Fabu Olmedo is so nervous about clubs and restaurants in Paraguay that before going out at night she often contacts one to make sure she is let in and not attacked or harassed.
Olmedo doesn’t know if she can go outside without risk because everyday life is hard for transgender people in the capital, Asunción. Now a new group of allies in Latin America is trying to improve life by changing minds in this socially conservative and often highly religious region.
Look: “To be a Venezuelan child in a school in another country, you have to be strong”
Founded in 2017, the Latin American Movement of Mothers of LGBT+ Children lobbies governments to remove harmful laws, as well as fight violence and discrimination.
It’s a tough fight that will take patience and years of effort, but the moms are working together to help others and serve as a haven for LGBTQ children whose families aren’t as supportive.
It is about recognizing the strength and power we have as mothers to accompany our children and help other families, said Alejandra Muñoz, 62, from Mexico City. Her son Manuel declared himself gay 11 years ago and suffered so much bullying at school that he spent breaks with the teachers.
She acknowledges that her son is constantly at risk of being yelled at or worse on the street because of his sexuality.
Olmedo, 28, said he was barred from entering an Asunción nightclub with his friends in July.
The Latin American Movement of Mothers of LGBT Children held their first face-to-face meeting in early November in Buenos Aires, where they attended the annual mass gay pride march on November 5.
Our main battle is to make sure that our children enjoy the same rights throughout Latin America, said Patricia Gambetta, 49, leader of the Movement, which has members in 14 countries and the goal of expanding to all countries in the region.
The work of mothers is often further complicated by the influence of the Catholic Church, which teaches that homosexual acts are “intrinsically abnormal.” The increasingly popular evangelical faith also often preaches against same-sex relationships.
There are marked differences in the acceptance of sexual minorities in Latin America. Argentina and Uruguay have been regional pioneers in marriage equality and transgender rights. Other countries in the region have yet to institute protections for the LGBTQ population.
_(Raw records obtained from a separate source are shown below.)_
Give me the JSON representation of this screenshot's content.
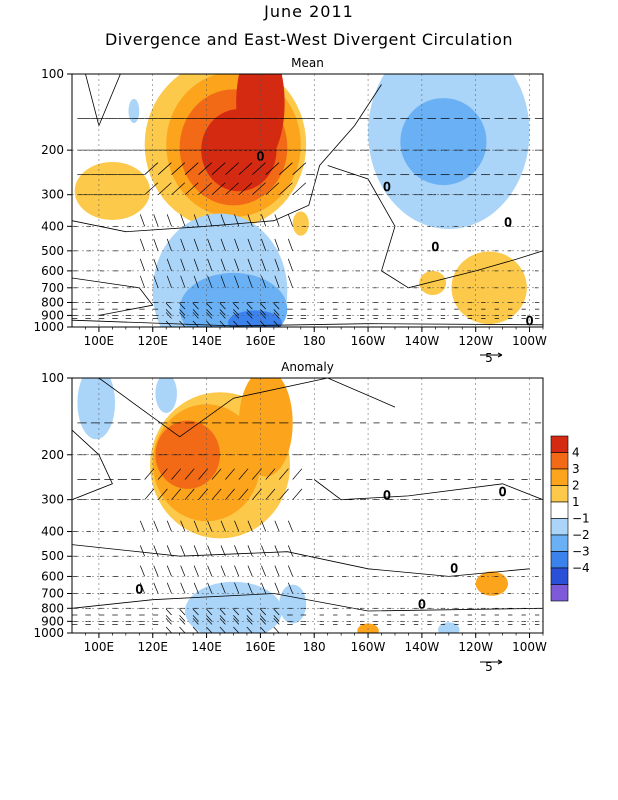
{
  "title": "June 2011",
  "subtitle": "Divergence and East-West Divergent Circulation",
  "vector_ref_label": "5",
  "chart_data": [
    {
      "type": "heatmap",
      "title": "Mean",
      "x_ticks": [
        "100E",
        "120E",
        "140E",
        "160E",
        "180",
        "160W",
        "140W",
        "120W",
        "100W"
      ],
      "x_values": [
        100,
        120,
        140,
        160,
        180,
        200,
        220,
        240,
        260
      ],
      "xlim": [
        90,
        265
      ],
      "y_ticks": [
        "100",
        "200",
        "300",
        "400",
        "500",
        "600",
        "700",
        "800",
        "900",
        "1000"
      ],
      "y_values": [
        100,
        200,
        300,
        400,
        500,
        600,
        700,
        800,
        900,
        1000
      ],
      "ylim": [
        1000,
        100
      ],
      "y_scale": "log",
      "grid": true,
      "contour_levels": [
        -4,
        -3,
        -2,
        -1,
        1,
        2,
        3,
        4
      ],
      "features": [
        {
          "name": "upper-level divergence max",
          "lon": 155,
          "p": 200,
          "value": 4
        },
        {
          "name": "upper-level divergence",
          "lon": 140,
          "p": 150,
          "value": 3
        },
        {
          "name": "upper-level convergence",
          "lon": 225,
          "p": 180,
          "value": -2
        },
        {
          "name": "low-level convergence",
          "lon": 150,
          "p": 850,
          "value": -3
        },
        {
          "name": "low-level divergence",
          "lon": 245,
          "p": 650,
          "value": 1.5
        }
      ]
    },
    {
      "type": "heatmap",
      "title": "Anomaly",
      "x_ticks": [
        "100E",
        "120E",
        "140E",
        "160E",
        "180",
        "160W",
        "140W",
        "120W",
        "100W"
      ],
      "x_values": [
        100,
        120,
        140,
        160,
        180,
        200,
        220,
        240,
        260
      ],
      "xlim": [
        90,
        265
      ],
      "y_ticks": [
        "100",
        "200",
        "300",
        "400",
        "500",
        "600",
        "700",
        "800",
        "900",
        "1000"
      ],
      "y_values": [
        100,
        200,
        300,
        400,
        500,
        600,
        700,
        800,
        900,
        1000
      ],
      "ylim": [
        1000,
        100
      ],
      "y_scale": "log",
      "grid": true,
      "contour_levels": [
        -4,
        -3,
        -2,
        -1,
        1,
        2,
        3,
        4
      ],
      "features": [
        {
          "name": "upper-level divergence max",
          "lon": 130,
          "p": 200,
          "value": 3
        },
        {
          "name": "upper-level divergence",
          "lon": 160,
          "p": 150,
          "value": 2
        },
        {
          "name": "weak convergence",
          "lon": 98,
          "p": 130,
          "value": -1
        },
        {
          "name": "low-level convergence",
          "lon": 160,
          "p": 850,
          "value": -1
        },
        {
          "name": "low-level divergence",
          "lon": 248,
          "p": 650,
          "value": 1.5
        }
      ]
    }
  ],
  "colorbar": {
    "labels": [
      "4",
      "3",
      "2",
      "1",
      "−1",
      "−2",
      "−3",
      "−4"
    ],
    "colors": [
      "#d42a11",
      "#f26a16",
      "#fca41c",
      "#fcc94a",
      "#ffffff",
      "#aad4f8",
      "#6ab0f4",
      "#3c82ec",
      "#2a50d8",
      "#7c5ad8"
    ]
  },
  "palette": {
    "pos4": "#d42a11",
    "pos3": "#f26a16",
    "pos2": "#fca41c",
    "pos1": "#fcc94a",
    "neg1": "#aad4f8",
    "neg2": "#6ab0f4",
    "neg3": "#3c82ec",
    "neg4": "#7c5ad8"
  }
}
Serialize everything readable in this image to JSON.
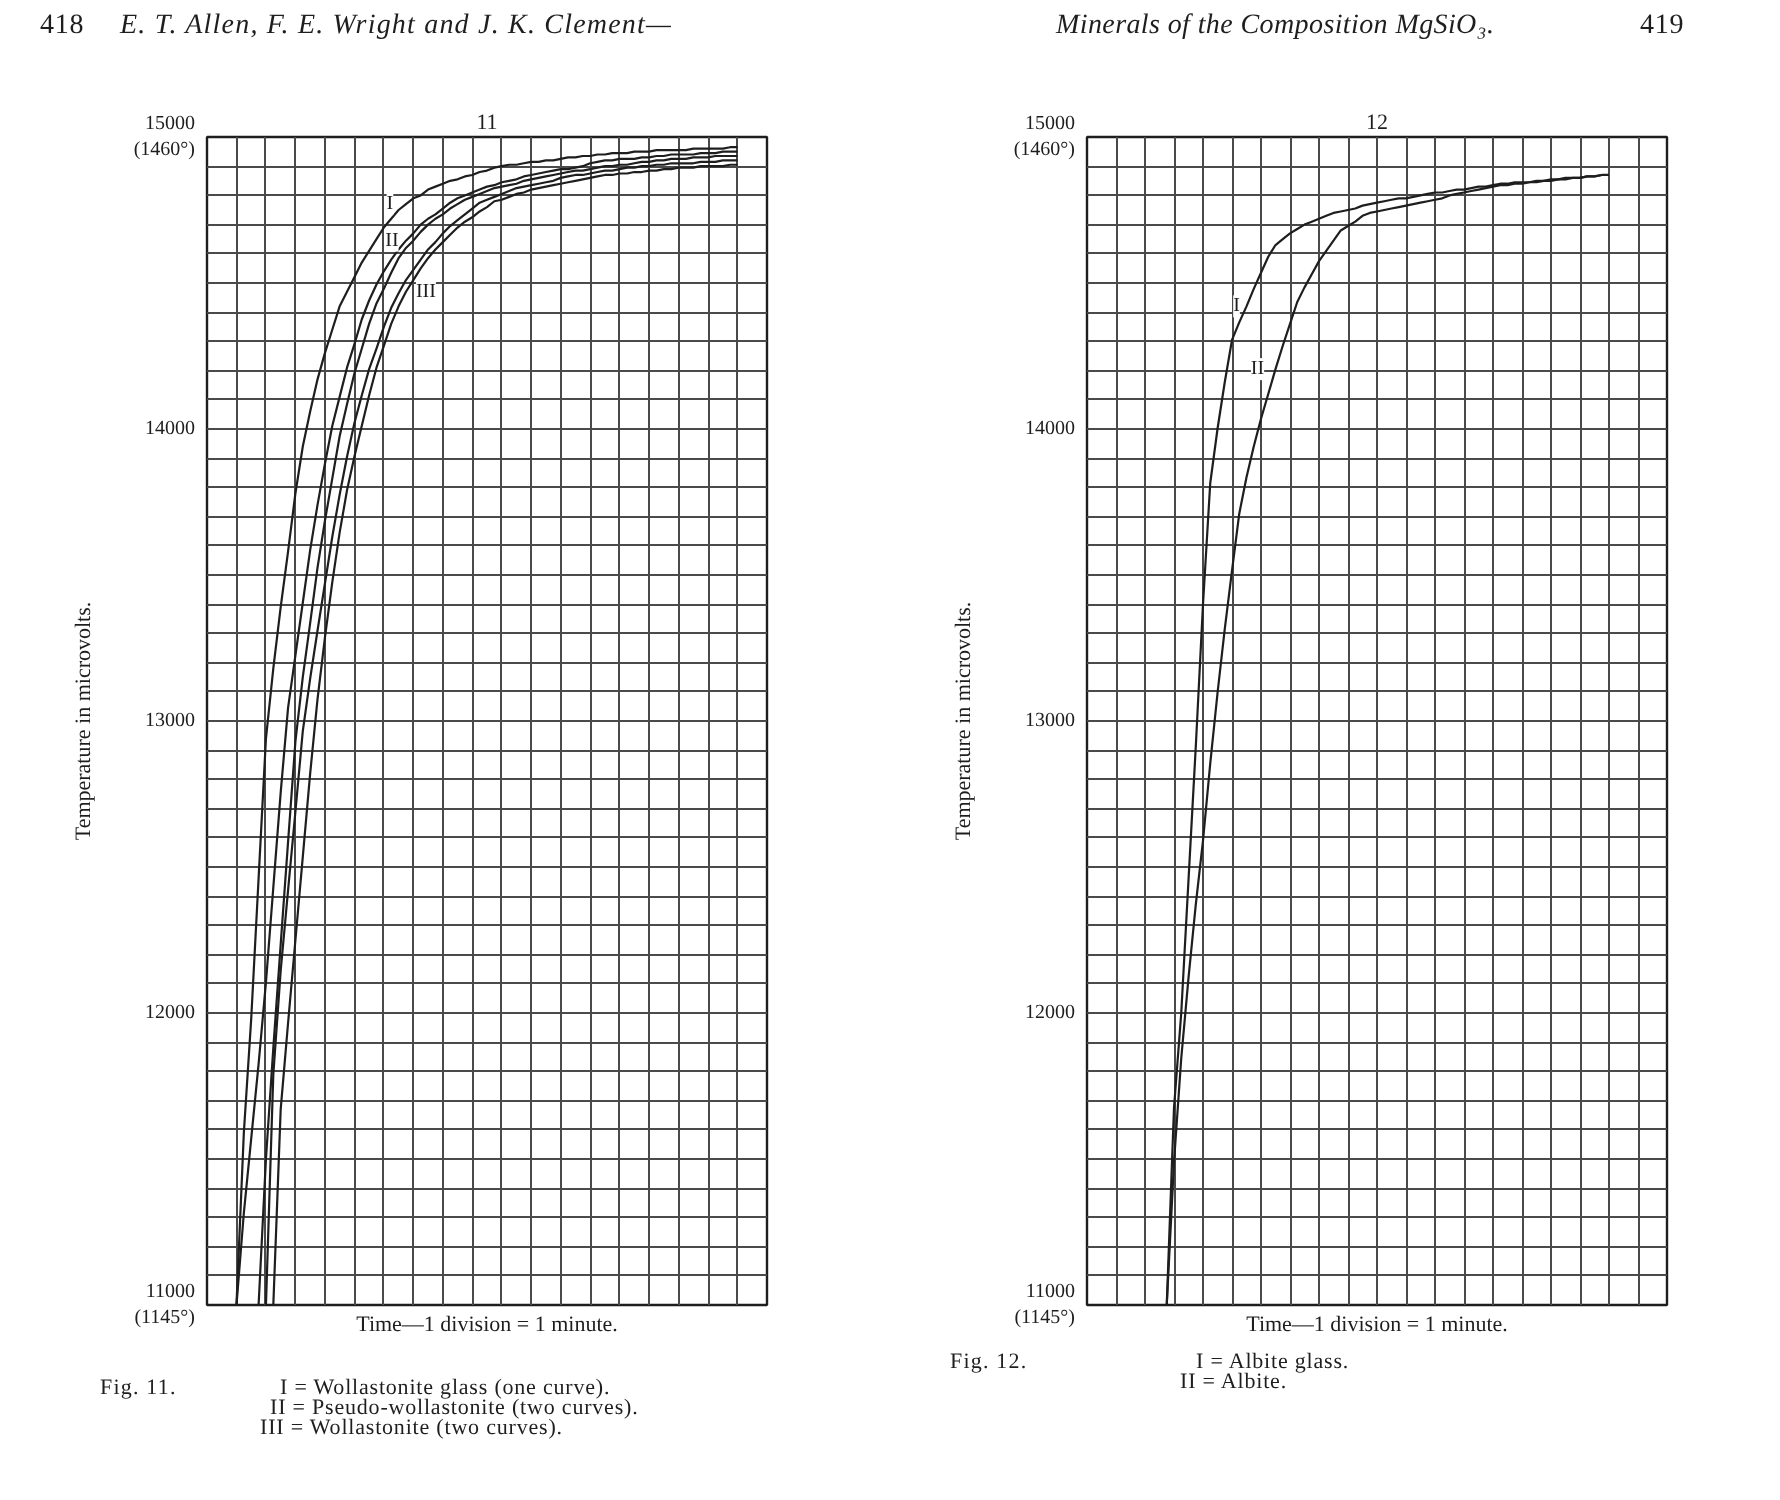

Same-sex marriage became law in every state in Mexico last month. Honduras and Paraguay prohibit same-sex marriage. In Guatemala, a conservative Congress has repeatedly tried to pass legislation that would censor information about LGBTQ people. In Brazil, at the federal and state levels, there are bills and laws that prohibit or would prohibit information on sexual orientation and gender identity, said Cristian González Cabrera, LGBT rights researcher for Latin America and the Caribbean at Human Rights Watch. .
And the laws often don’t tell the whole story.
Regardless of the legal regime a youth finds themselves in, prejudice and discrimination in the region remain common, González Cabrera said.
Vitinia Varela Mora said her daughter, Ana María, decided to hide that she was a lesbian after seeing other gay students harassed at her school in Tilarán, Costa Rica, which is about 200 kilometers from the capital, San José. She confessed it to her mother for the first time until she was 21 years old.
In some countries, mothers trying to help their children deal with discrimination suddenly find themselves under scrutiny.
Claudia Delfín tried to seek help from government offices for her transgender twins, who suffered bullying and discrimination at their school in Santa Cruz de la Sierra, Bolivia, when they were 16 years old.
Varela Mora from Costa Rica says it took her almost two years to accept her daughter after she told her she was a lesbian, something that hit her like “a bucket of cold water.”
There is a lack of education, nobody prepares you for this, said Varela Mora, 59. Now she tries to make up for that by supporting other mothers whose sons have come out as gay.
LGBTQ parent groups are vitally important in showing that regressive political projects do not respond to the needs of the region’s diverse communities, said González Cabrera of Human Rights Watch.